CAPITOLHILLCUBANS: “The Castro News Filter”, por Mary Anastasia O'Grady para el “Wall Street Journal” (Inglés)
Investment companies that provide market analysis are required by law to disclose potential conflicts of interest that could bias their reports. Imagine if media outlets were forced to do the same with stories filed from inside Cuba's military dictatorship. Their disclaimers might read like this: "This report was prepared under psychological duress, threat of loss of journalistic credentials, imprisonment or expulsion from the country, and while being spied on 24-7."
Tourism, aka "cultural exchanges," out of the U.S. to the island is on the rise, leading some observers to conclude that the dictatorship is kinder and gentler than it used to be. But all visitors, and those they interact with in Cuba, are as carefully watched as they were in the first days of the revolution. In the news business, reporters are not permitted to travel freely, and it is verboten to damage the image of the Castro government. Penalties can be severe.

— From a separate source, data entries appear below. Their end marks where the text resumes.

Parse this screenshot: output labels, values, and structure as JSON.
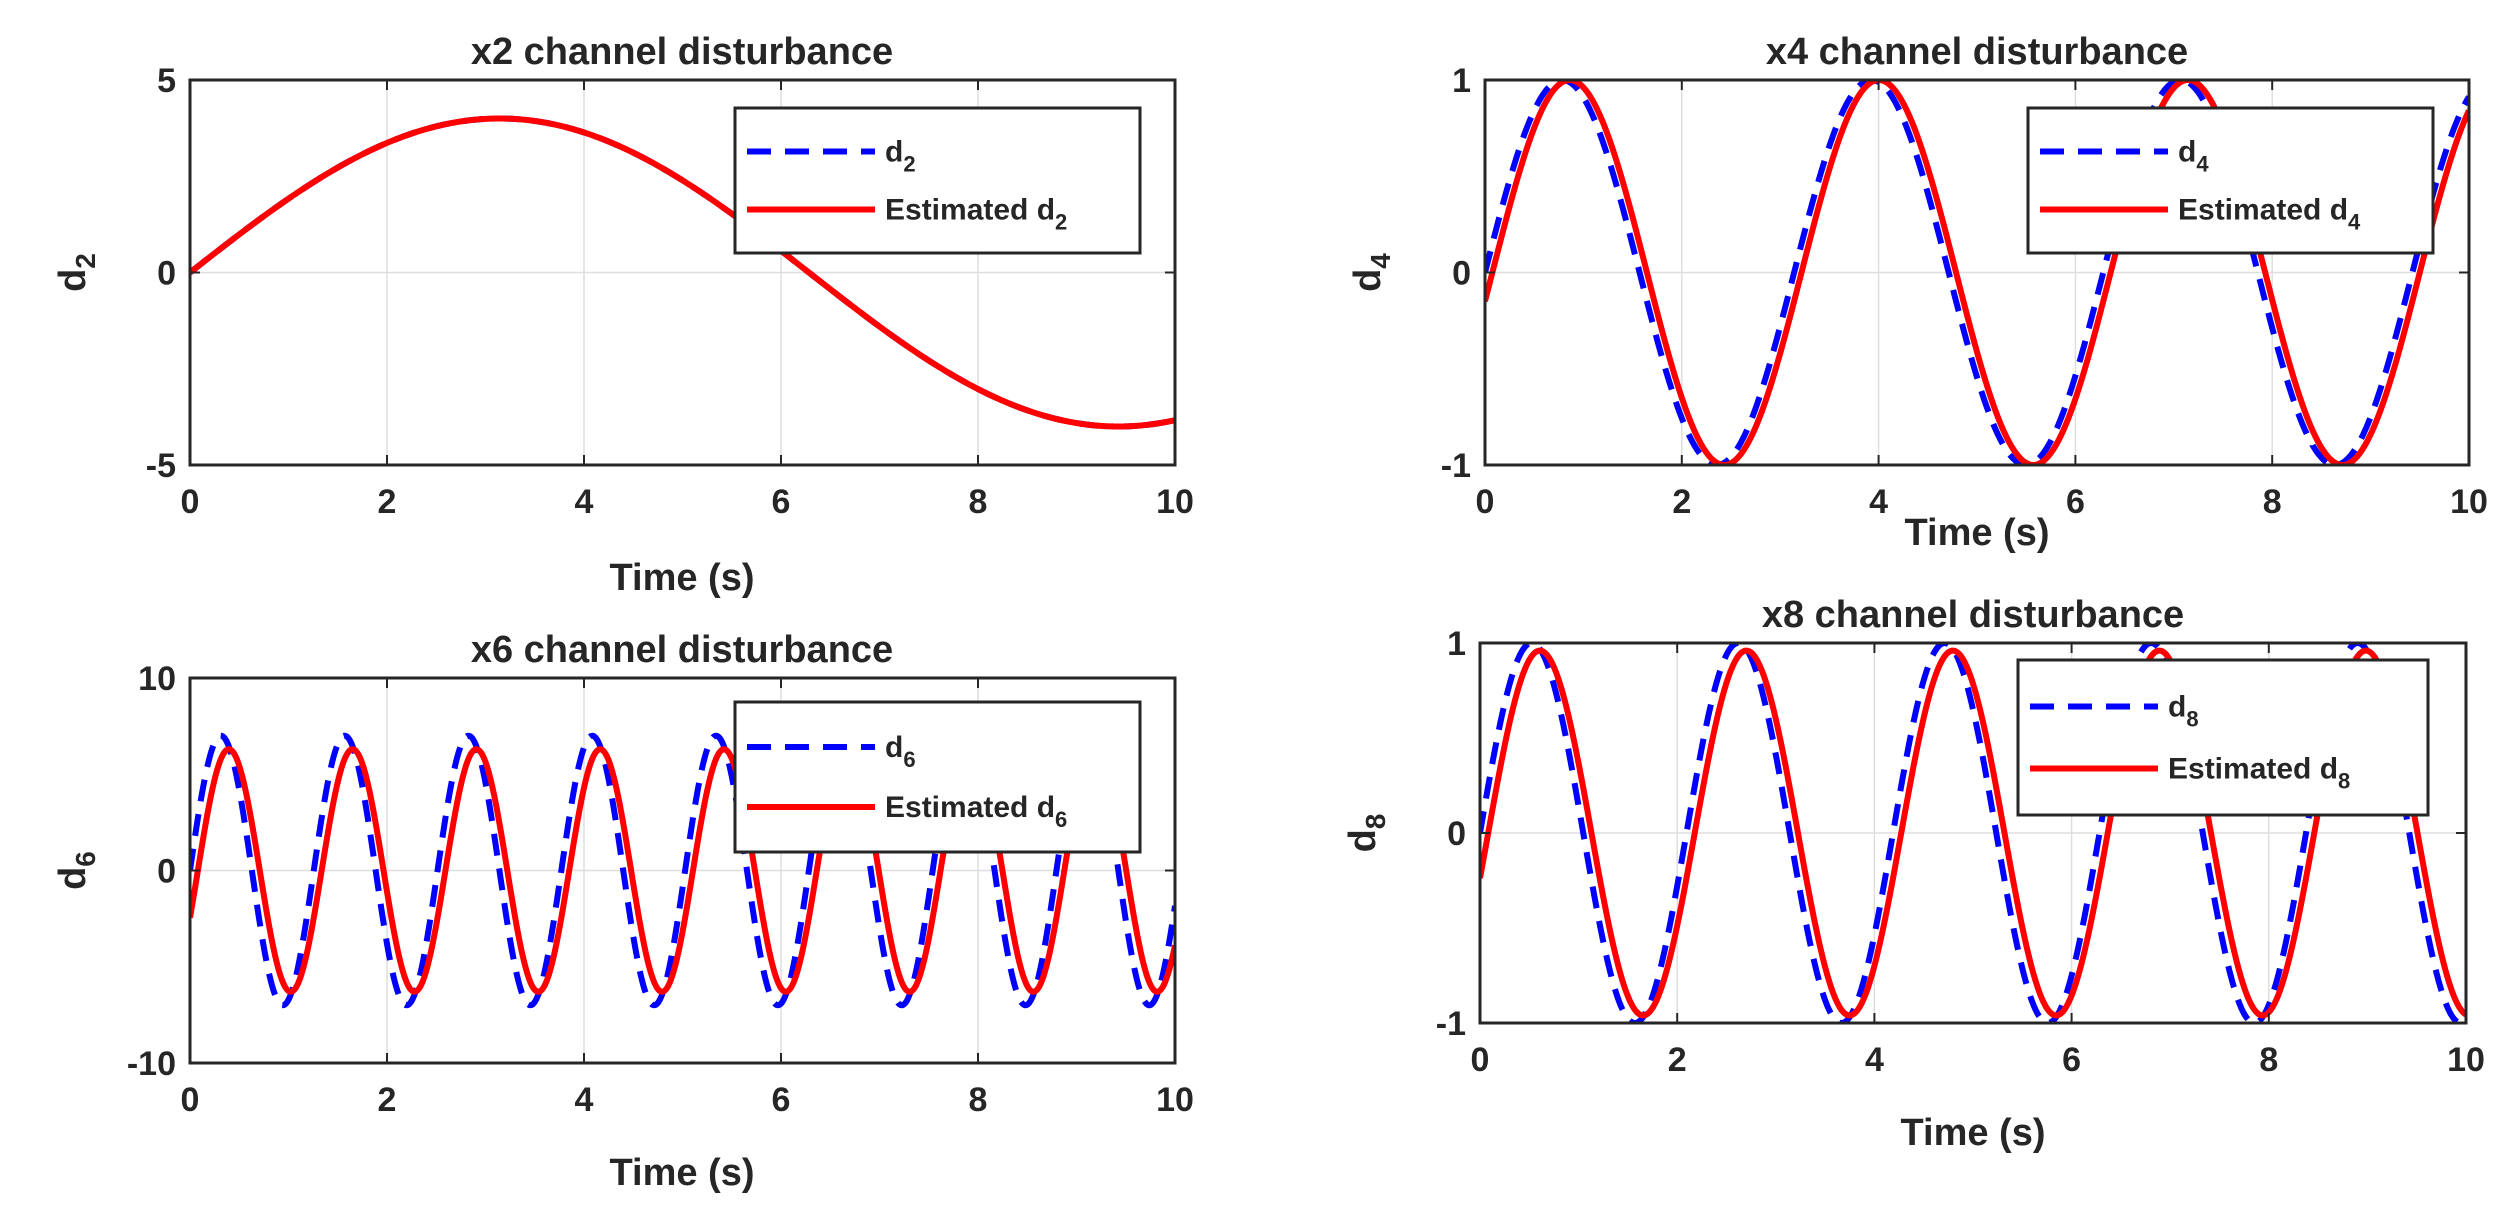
{
  "chart_data": [
    {
      "type": "line",
      "title": "x2 channel disturbance",
      "xlabel": "Time (s)",
      "ylabel": "d",
      "ylabel_subscript": "2",
      "xlim": [
        0,
        10
      ],
      "ylim": [
        -5,
        5
      ],
      "xticks": [
        0,
        2,
        4,
        6,
        8,
        10
      ],
      "yticks": [
        -5,
        0,
        5
      ],
      "grid": true,
      "legend_position": "top-right",
      "true_signal": {
        "amplitude": 4,
        "omega": 0.5,
        "phase": 0
      },
      "estimate_signal": {
        "amplitude": 4,
        "omega": 0.5,
        "phase": 0.0
      },
      "series": [
        {
          "name": "d",
          "name_subscript": "2",
          "color": "#0000ff",
          "style": "dashed",
          "x": [
            0,
            1,
            2,
            3,
            4,
            5,
            6,
            7,
            8,
            9,
            10
          ],
          "values": [
            0,
            1.92,
            3.37,
            3.99,
            3.64,
            2.39,
            0.56,
            -1.4,
            -3.03,
            -3.91,
            -3.84
          ]
        },
        {
          "name": "Estimated d",
          "name_subscript": "2",
          "color": "#ff0000",
          "style": "solid",
          "x": [
            0,
            1,
            2,
            3,
            4,
            5,
            6,
            7,
            8,
            9,
            10
          ],
          "values": [
            0,
            1.92,
            3.37,
            3.99,
            3.64,
            2.39,
            0.56,
            -1.4,
            -3.03,
            -3.91,
            -3.84
          ]
        }
      ]
    },
    {
      "type": "line",
      "title": "x4 channel disturbance",
      "xlabel": "Time (s)",
      "ylabel": "d",
      "ylabel_subscript": "4",
      "xlim": [
        0,
        10
      ],
      "ylim": [
        -1,
        1
      ],
      "xticks": [
        0,
        2,
        4,
        6,
        8,
        10
      ],
      "yticks": [
        -1,
        0,
        1
      ],
      "grid": true,
      "legend_position": "top-right",
      "true_signal": {
        "amplitude": 1,
        "omega": 2.0,
        "phase": 0
      },
      "estimate_signal": {
        "amplitude": 1,
        "omega": 2.0,
        "phase": -0.15
      },
      "series": [
        {
          "name": "d",
          "name_subscript": "4",
          "color": "#0000ff",
          "style": "dashed",
          "x": [
            0,
            1,
            2,
            3,
            4,
            5,
            6,
            7,
            8,
            9,
            10
          ],
          "values": [
            0,
            0.91,
            -0.76,
            -0.28,
            0.99,
            -0.54,
            -0.54,
            0.99,
            -0.29,
            -0.75,
            0.91
          ]
        },
        {
          "name": "Estimated d",
          "name_subscript": "4",
          "color": "#ff0000",
          "style": "solid",
          "x": [
            0,
            1,
            2,
            3,
            4,
            5,
            6,
            7,
            8,
            9,
            10
          ],
          "values": [
            0,
            0.95,
            -0.65,
            -0.42,
            0.99,
            -0.41,
            -0.66,
            0.95,
            -0.14,
            -0.84,
            0.84
          ]
        }
      ]
    },
    {
      "type": "line",
      "title": "x6 channel disturbance",
      "xlabel": "Time (s)",
      "ylabel": "d",
      "ylabel_subscript": "6",
      "xlim": [
        0,
        10
      ],
      "ylim": [
        -10,
        10
      ],
      "xticks": [
        0,
        2,
        4,
        6,
        8,
        10
      ],
      "yticks": [
        -10,
        0,
        10
      ],
      "grid": true,
      "legend_position": "top-right",
      "true_signal": {
        "amplitude": 7,
        "omega": 5.0,
        "phase": 0
      },
      "estimate_signal": {
        "amplitude": 6.3,
        "omega": 5.0,
        "phase": -0.4
      },
      "series": [
        {
          "name": "d",
          "name_subscript": "6",
          "color": "#0000ff",
          "style": "dashed",
          "x": [
            0,
            0.32,
            0.95,
            1.57,
            2.2,
            2.83,
            3.46,
            4.08,
            4.71,
            5.34,
            5.97,
            6.6,
            7.23,
            7.85,
            8.48,
            9.11,
            9.74
          ],
          "values": [
            0,
            7,
            -7,
            7,
            -7,
            7,
            -7,
            7,
            -7,
            7,
            -7,
            7,
            -7,
            7,
            -7,
            7,
            -7
          ]
        },
        {
          "name": "Estimated d",
          "name_subscript": "6",
          "color": "#ff0000",
          "style": "solid",
          "x": [
            0,
            0.39,
            1.02,
            1.65,
            2.28,
            2.91,
            3.53,
            4.16,
            4.79,
            5.42,
            6.05,
            6.68,
            7.3,
            7.93,
            8.56,
            9.19,
            9.82
          ],
          "values": [
            0,
            6.3,
            -6.3,
            6.3,
            -6.3,
            6.3,
            -6.3,
            6.3,
            -6.3,
            6.3,
            -6.3,
            6.3,
            -6.3,
            6.3,
            -6.3,
            6.3,
            -6.3
          ]
        }
      ]
    },
    {
      "type": "line",
      "title": "x8 channel disturbance",
      "xlabel": "Time (s)",
      "ylabel": "d",
      "ylabel_subscript": "8",
      "xlim": [
        0,
        10
      ],
      "ylim": [
        -1,
        1
      ],
      "xticks": [
        0,
        2,
        4,
        6,
        8,
        10
      ],
      "yticks": [
        -1,
        0,
        1
      ],
      "grid": true,
      "legend_position": "top-right",
      "true_signal": {
        "amplitude": 1,
        "omega": 3.0,
        "phase": 0
      },
      "estimate_signal": {
        "amplitude": 0.96,
        "omega": 3.0,
        "phase": -0.25
      },
      "series": [
        {
          "name": "d",
          "name_subscript": "8",
          "color": "#0000ff",
          "style": "dashed",
          "x": [
            0,
            0.52,
            1.57,
            2.62,
            3.67,
            4.71,
            5.76,
            6.81,
            7.85,
            8.9,
            9.95
          ],
          "values": [
            0,
            1,
            -1,
            1,
            -1,
            1,
            -1,
            1,
            -1,
            1,
            -1
          ]
        },
        {
          "name": "Estimated d",
          "name_subscript": "8",
          "color": "#ff0000",
          "style": "solid",
          "x": [
            0,
            0.61,
            1.65,
            2.7,
            3.75,
            4.8,
            5.84,
            6.89,
            7.94,
            8.99,
            10.0
          ],
          "values": [
            0,
            0.96,
            -0.96,
            0.96,
            -0.96,
            0.96,
            -0.96,
            0.96,
            -0.96,
            0.96,
            -0.94
          ]
        }
      ]
    }
  ]
}
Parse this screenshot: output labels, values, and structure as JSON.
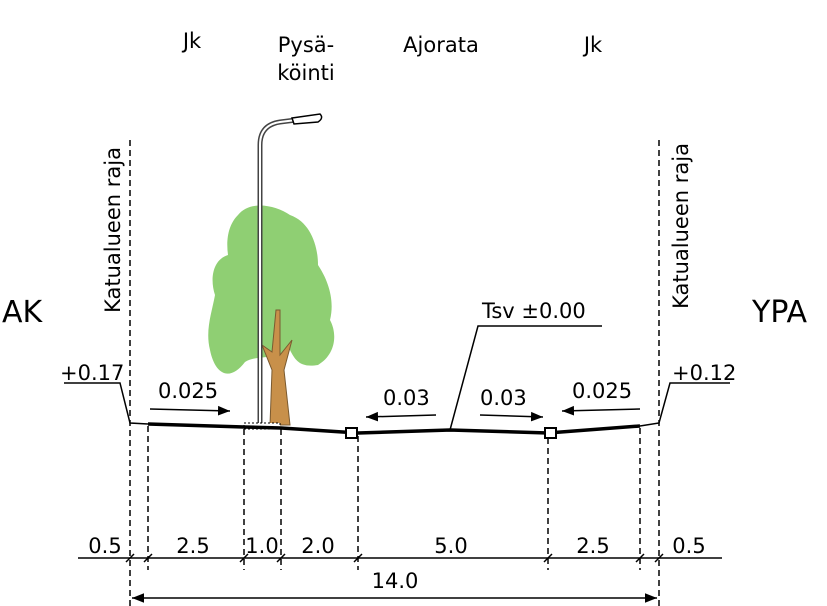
{
  "zones": [
    [
      "Jk"
    ],
    [
      "Pysä-",
      "köinti"
    ],
    [
      "Ajorata"
    ],
    [
      "Jk"
    ]
  ],
  "boundary_labels": [
    "Katualueen raja",
    "Katualueen raja"
  ],
  "side_labels": [
    "AK",
    "YPA"
  ],
  "elevations": [
    "+0.17",
    "+0.12"
  ],
  "reference": "Tsv ±0.00",
  "slopes": [
    "0.025",
    "0.03",
    "0.03",
    "0.025"
  ],
  "widths": [
    "0.5",
    "2.5",
    "1.0",
    "2.0",
    "5.0",
    "2.5",
    "0.5"
  ],
  "total_width": "14.0"
}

This reality came to mind last week when we learned of the death of another dissident at the hands of the regime. Thirty-one-year-old Wilman Villar Mendoza, who was arrested in November, had been on a hunger strike for at least 50 days. His imprisonment was part of a wider wave of state repression that has been under way for more than a year amid a rising number of public protests, particularly by young people.